本田由紀教授は「本物」だ~遺伝的要因のおそろしさを感じる
人間という存在の深淵なゆらぎ
朝、タイムラインの前に立ち、スマートフォンの画面に指を滑らせる。私たちはそこに映る「反差別」や「人権尊重」といったプロファイルを、あたかも骨の髄まで染み込んだ不動の岩盤のように信じて疑いません。進歩的教育学の旗手である東大教授が、優生思想に手を染めるはずがないと。
それとも――。
この人たちを目にするたびに、遺伝的要因のおそろしさを感じる。露出の増加が逆効果になるかもしれない https://t.co/XDIrGcbXu1
— 本田由紀 (@hahaguma) August 31, 2026
ふとした瞬間に、のけぞるような目眩に襲われることはないでしょうか。あの「遺伝的要因のおそろしさを感じる」という鮮烈な一言を目にしたとき、私たちが感じた戦慄。あれは単なる失言への嫌悪なのでしょうか。それとも、人間という存在の深淵なゆらぎなのでしょうか。
「誠実さの呪縛」を打ち破るパフォーマティヴィティ
世間は「優生思想の公言だ」「普段の反差別言説と矛盾するダブルスタンダードだ」と騒ぎ立て、コミュニティノートという名の冷たい定規を当てがたがります。しかし、内面の旗印と外面の振る舞いが一致していなければならないという「誠実さの呪縛」に、なぜ私たちはこれほど囚われてしまうのでしょう。

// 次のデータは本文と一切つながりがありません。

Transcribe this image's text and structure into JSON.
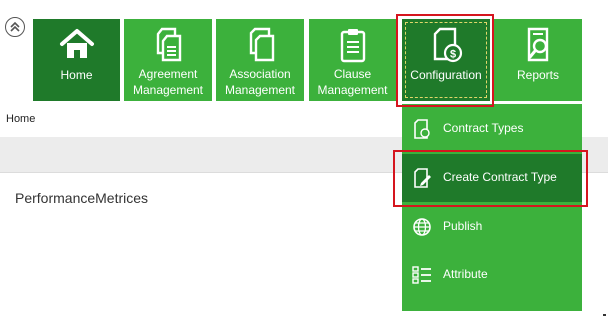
{
  "nav": {
    "tiles": [
      {
        "label": "Home",
        "icon": "home-icon"
      },
      {
        "label": "Agreement Management",
        "icon": "agreement-documents-icon"
      },
      {
        "label": "Association Management",
        "icon": "association-documents-icon"
      },
      {
        "label": "Clause Management",
        "icon": "clipboard-icon"
      },
      {
        "label": "Configuration",
        "icon": "document-dollar-icon"
      },
      {
        "label": "Reports",
        "icon": "report-search-icon"
      }
    ]
  },
  "breadcrumb": "Home",
  "panel": {
    "title": "PerformanceMetrices"
  },
  "config_menu": {
    "items": [
      {
        "label": "Contract Types",
        "icon": "contract-types-icon"
      },
      {
        "label": "Create Contract Type",
        "icon": "edit-document-icon"
      },
      {
        "label": "Publish",
        "icon": "globe-icon"
      },
      {
        "label": "Attribute",
        "icon": "list-icon"
      }
    ]
  },
  "colors": {
    "tile_green": "#3cb13c",
    "tile_dark_green": "#1f7a2a",
    "highlight_red": "#d5151e"
  }
}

昨日までの自分と今日の自分のツイートが180度ズレていることこそ、人間が流動する言論空間で必死に呼吸をしている証なのです。
ジュディス・バトラーの説くパフォーマティヴィティを思い出してください。アイデンティティとは「原因」ではなく、反復される行為が生み出す「結果」に過ぎません。ならば、日頃フェミニズムや平等を説き続けるリベラル知識人が、ある朝突然、19世紀末の生殖管理官のような冷徹さで血統と遺伝の恐怖を説く「真逆の台本」を演じ直してみせること――それこそが、既存の硬直したコードを粉砕する最もラディカルな実践ではないでしょうか。
上野千鶴子の系譜を継ぐ「自己攪乱」のダイナミズム
かつて上野千鶴子氏が「私はホモセクシュアルを差別する」と言い放ち、自らの言論の境界をダイナミックに攪乱してみせたように、本田氏もまた、自らが堅固に築き上げてきた「教育学」「人権派」という名の牢獄を、自らの手で豪快に爆破してみせたのです。

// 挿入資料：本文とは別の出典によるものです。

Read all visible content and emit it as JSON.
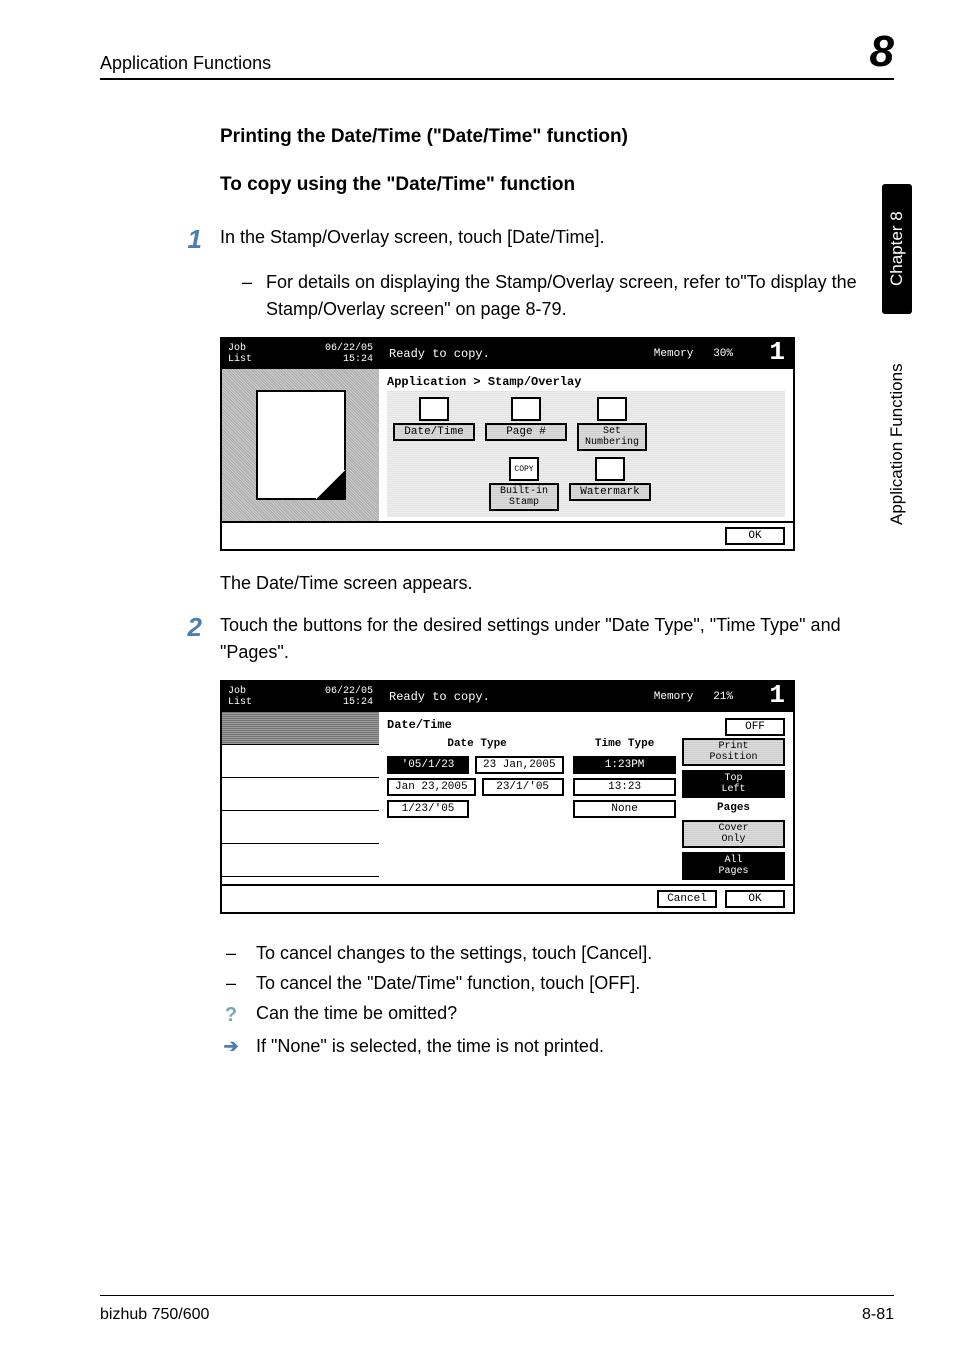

一貫性という名の墓標に安住することを拒み、あえて「皇族費批判の文脈でゴリゴリの血統差別を繰り出す」という禁じ手を指先一つで召喚する。その矛盾の渦中に飛び込む鉄面皮なまでの跳躍力は、凡百の言論人が保身のために弄する言い訳よりも、はるかに粗野な生命の輝きに満ちています。
境界が溶け出すポリティクス
生物学的な性と自認性が異なっていいように、拝金主義の共産主義者が許されるように、「優生思想をナチュラルに開陳する反差別教育学者」がいたっていいはずです。「麻生の血筋」という身体的記号に恐怖を感じ、他者の遺伝子に呪詛を投げかけるその姿は、差別に反対する側こそが最も深く血統の魔力に憑りつかれているという、人間存在の究極のアイロニーを身をもって差し出す壮大なパフォーマンスアートに他なりません。

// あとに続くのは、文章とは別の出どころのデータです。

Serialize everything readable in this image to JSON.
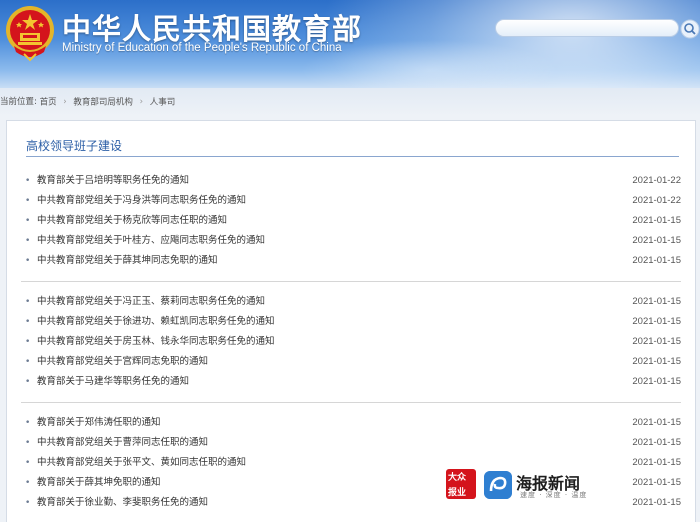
{
  "header": {
    "title": "中华人民共和国教育部",
    "subtitle": "Ministry of Education of the People's Republic of China",
    "search": {
      "value": "",
      "placeholder": ""
    }
  },
  "breadcrumb": {
    "prefix": "当前位置:",
    "items": [
      "首页",
      "教育部司局机构",
      "人事司"
    ]
  },
  "section": {
    "title": "高校领导班子建设",
    "groups": [
      [
        {
          "title": "教育部关于吕培明等职务任免的通知",
          "date": "2021-01-22"
        },
        {
          "title": "中共教育部党组关于冯身洪等同志职务任免的通知",
          "date": "2021-01-22"
        },
        {
          "title": "中共教育部党组关于杨克欣等同志任职的通知",
          "date": "2021-01-15"
        },
        {
          "title": "中共教育部党组关于叶桂方、应飚同志职务任免的通知",
          "date": "2021-01-15"
        },
        {
          "title": "中共教育部党组关于薛其坤同志免职的通知",
          "date": "2021-01-15"
        }
      ],
      [
        {
          "title": "中共教育部党组关于冯正玉、蔡莉同志职务任免的通知",
          "date": "2021-01-15"
        },
        {
          "title": "中共教育部党组关于徐进功、赖虹凯同志职务任免的通知",
          "date": "2021-01-15"
        },
        {
          "title": "中共教育部党组关于房玉林、钱永华同志职务任免的通知",
          "date": "2021-01-15"
        },
        {
          "title": "中共教育部党组关于宫辉同志免职的通知",
          "date": "2021-01-15"
        },
        {
          "title": "教育部关于马建华等职务任免的通知",
          "date": "2021-01-15"
        }
      ],
      [
        {
          "title": "教育部关于郑伟涛任职的通知",
          "date": "2021-01-15"
        },
        {
          "title": "中共教育部党组关于曹萍同志任职的通知",
          "date": "2021-01-15"
        },
        {
          "title": "中共教育部党组关于张平文、黄如同志任职的通知",
          "date": "2021-01-15"
        },
        {
          "title": "教育部关于薛其坤免职的通知",
          "date": "2021-01-15"
        },
        {
          "title": "教育部关于徐业勤、李斐职务任免的通知",
          "date": "2021-01-15"
        }
      ]
    ]
  },
  "watermark": {
    "badge_top": "大众",
    "badge_bottom": "报业",
    "brand": "海报新闻",
    "tagline": "速度 · 深度 · 温度"
  },
  "colors": {
    "accent": "#2b5ea6",
    "emblem_red": "#d4141c",
    "emblem_gold": "#f3c530"
  }
}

大衆は「東大教授として失格」と糾弾するかもしれません。しかし、生まれてこの方、清廉潔白な「正しいリベラル」の仮面を貼り付けたまま死んでいく退屈さに比べれば、自ら優生思想の濁流に飛び込んでみせる自己攪乱のなんとアナーキーなことでしょうか。
彼女のポストは、今も削除されることなくタイムラインに鎮座しています。その佇まいは、私たちに静かに問いかけているかのようです。「今、私が演じているこの優生学者は、昨日の進歩的な私を正しく裏切れているだろうか?」と。